Russian man admits role in global Phobos ransomware attacks

CyberScoop reports that Russian national Evgenii Ptitsyn is facing up to 20 years in prison after pleading guilty to charges related to his involvement in the Phobos ransomware operation.

The 43-year-old admitted to his role in running the ransomware group, where court records say he was involved in since 2019. Ptitsyn took on a leadership position in the group in January 2022 before he was arrested in May 2024 in South Korea. According to prosecutors, the scheme was used by affiliates to target more than 1,000 organizations worldwide and collect over $39 million in ransom payments.
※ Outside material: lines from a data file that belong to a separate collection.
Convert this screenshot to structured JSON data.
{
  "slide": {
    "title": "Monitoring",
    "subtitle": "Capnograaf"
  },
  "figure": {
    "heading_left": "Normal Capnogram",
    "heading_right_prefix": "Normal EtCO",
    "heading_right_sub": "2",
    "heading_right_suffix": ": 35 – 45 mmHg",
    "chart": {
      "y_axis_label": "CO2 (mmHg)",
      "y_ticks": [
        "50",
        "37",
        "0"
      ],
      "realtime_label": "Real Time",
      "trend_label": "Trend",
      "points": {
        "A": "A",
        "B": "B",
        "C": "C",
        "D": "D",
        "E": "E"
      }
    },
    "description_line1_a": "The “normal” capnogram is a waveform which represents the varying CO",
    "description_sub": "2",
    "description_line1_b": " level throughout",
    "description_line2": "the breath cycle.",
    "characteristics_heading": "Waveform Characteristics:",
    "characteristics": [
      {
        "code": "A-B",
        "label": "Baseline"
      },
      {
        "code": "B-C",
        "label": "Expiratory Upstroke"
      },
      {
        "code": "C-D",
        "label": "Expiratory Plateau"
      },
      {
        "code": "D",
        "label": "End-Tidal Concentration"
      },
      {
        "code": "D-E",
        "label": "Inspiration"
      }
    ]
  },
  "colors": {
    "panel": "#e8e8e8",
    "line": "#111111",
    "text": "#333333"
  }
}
Phobos administrators ran a website that coordinated the sale and distribution of the ransomware to affiliates, who paid $300 for a unique decryption key after carrying out attacks. Authorities said Ptitsyn controlled cryptocurrency wallets that collected thousands of those payments, receiving 25% of the decryption key fees and sometimes a share of the ransom proceeds.

"Ptitsyn and others were responsible for dozens of ransomware attacks against U.S. victims, including health care companies, hospitals, educational institutions, and providers of essential services," according to federal prosecutors' stipulation of facts in a plea agreement with Ptitsyn.

As part of the plea deal, Ptitsyn agreed to forfeit $1.77 million in assets and pay at least $39.3 million in restitution to victims, while federal prosecutors dropped several charges.